El equipo ideal es brújula de plaqueta + mapa de papel topográfico + GPS móvil con tracks cargados. Tres herramientas independientes que se respaldan mutuamente. En cualquier ruta de varios días o en alta montaña, las tres deberían caber en la mochila. Si el tercer vértice quieres que sea un receptor dedicado en vez del móvil —más autonomía, más precisión y pantalla legible al sol—, comparamos cinco modelos por cartografía y batería en la guía de GPS de mano para montaña.

Preguntas frecuentes

Lo que más se pregunta.

¿Qué diferencia hay entre una brújula de plaqueta y una brújula de mano clásica?

La diferencia esencial está en la base. La brújula de mano tradicional (la de tapa metálica con espejo de visado, tipo militar) está optimizada para tomar rumbos sobre el terreno con mucha precisión, pero es incómoda de usar encima de un mapa. La brújula de plaqueta monta toda la mecánica sobre una lámina rectangular transparente, de modo que se apoya directamente sobre la cartografía y se ve el mapa por debajo mientras se traza el rumbo entre dos puntos.

Ese diseño nació a principios de los años treinta del siglo XX: la sueca Silva data el invento de la primera brújula de cápsula líquida montada sobre base plana transparente en 1933, obra de los hermanos Kjellström junto al mecánico Gunnar Tillander.

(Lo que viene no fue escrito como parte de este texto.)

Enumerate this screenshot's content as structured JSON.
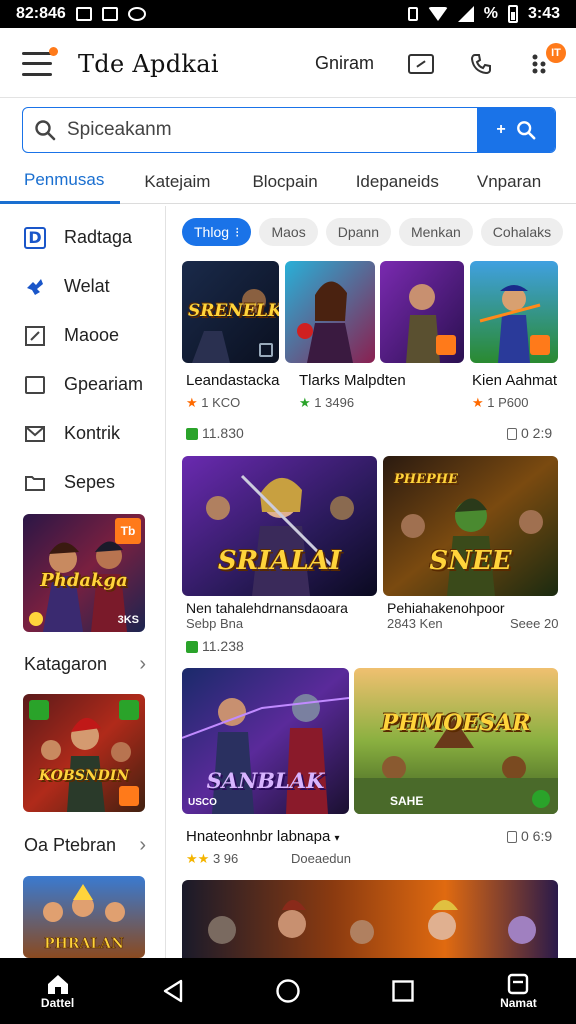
{
  "status_bar": {
    "time_left": "82:846",
    "time_right": "3:43",
    "battery_text": "%"
  },
  "app_bar": {
    "title": "Tde Apdkai",
    "action_text": "Gniram",
    "badge": "IT"
  },
  "search": {
    "placeholder": "Spiceakanm"
  },
  "tabs": [
    "Penmusas",
    "Katejaim",
    "Blocpain",
    "Idepaneids",
    "Vnparan"
  ],
  "sidebar": {
    "items": [
      {
        "label": "Radtaga",
        "icon": "d-logo-icon"
      },
      {
        "label": "Welat",
        "icon": "puzzle-icon"
      },
      {
        "label": "Maooe",
        "icon": "edit-icon"
      },
      {
        "label": "Gpeariam",
        "icon": "square-icon"
      },
      {
        "label": "Kontrik",
        "icon": "mail-icon"
      },
      {
        "label": "Sepes",
        "icon": "folder-icon"
      }
    ],
    "promo1": {
      "art": "Phdakga",
      "badge": "Tb",
      "tag": "3KS"
    },
    "section1": "Katagaron",
    "promo2": {
      "art": "KOBSNDIN"
    },
    "section2": "Oa Ptebran"
  },
  "chips": [
    "Thlog",
    "Maos",
    "Dpann",
    "Menkan",
    "Cohalaks"
  ],
  "grid_row1": [
    {
      "title": "Leandastacka",
      "rating": "1 KCO",
      "art": "SRENELK"
    },
    {
      "title": "Tlarks Malpdten",
      "rating": "1 3496",
      "art": ""
    },
    {
      "title": "Kien Aahmat",
      "rating": "1 P600",
      "art": ""
    }
  ],
  "row1_meta": {
    "left": "11.830",
    "right": "0 2:9"
  },
  "feature1": {
    "art_left": "SRIALAI",
    "art_right": "SNEE",
    "top_right_art": "PHEPHE",
    "title_left": "Nen tahalehdrnansdaoara",
    "title_right": "Pehiahakenohpoor",
    "sub_left": "Sebp Bna",
    "sub_right": "Seee 20",
    "tiny_left": "2843 Ken",
    "meta": "11.238"
  },
  "feature2": {
    "art_left": "SANBLAK",
    "art_right": "PHMOESAR",
    "tag_left": "USCO",
    "tag_right": "SAHE",
    "title": "Hnateonhnbr labnapa",
    "rating": "3 96",
    "sub": "Doeaedun",
    "right": "0 6:9"
  },
  "navbar": {
    "home_label": "Dattel",
    "right_label": "Namat"
  }
}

Para senderismo y orientación deportiva en España, la plaqueta es hoy el estándar de hecho frente a la brújula de mano.

¿Cómo se usa una brújula de plaqueta con un mapa paso a paso?

El gesto básico es calcular un rumbo entre dos puntos. Se coloca el borde largo de la brújula uniendo tu posición con el destino, con la flecha de marcha apuntando hacia donde quieres ir; después se gira el limbo hasta que las flechas del fondo de la cápsula quedan paralelas a las líneas norte-sur del mapa, y se lee el rumbo en el limbo. A partir de ahí se levanta la brújula del papel, se sostiene horizontal y se gira el cuerpo hasta meter la aguja roja "en su casa": la flecha de marcha señala el destino.

Conviene dominar también la triangulación para situarte cuando dudas de tu posición y el seguimiento de rumbo en niebla, saltando de referencia cercana en referencia cercana. Para medir bien las distancias en el mapa ayuda conocer la escala 1:25.000, que muchos modelos traen impresa en el borde de la base.

¿Hay que corregir la declinación magnética con la brújula en España?

Sí, pero hoy la corrección es muy pequeña y conviene olvidar la vieja regla de "restar uno o dos grados al oeste". Según el Instituto Geográfico Nacional, la línea ágona (la línea con declinación 0°) cruzó Madrid en la segunda mitad de 2021: desde entonces, la mayor parte de la Península tiene declinación reducida y orientada hacia el Este, no al Oeste, y solo el extremo noroccidental conserva valores levísimos al Oeste. El IGN prevé que toda la Península quede con valores Este hacia mediados de la próxima década.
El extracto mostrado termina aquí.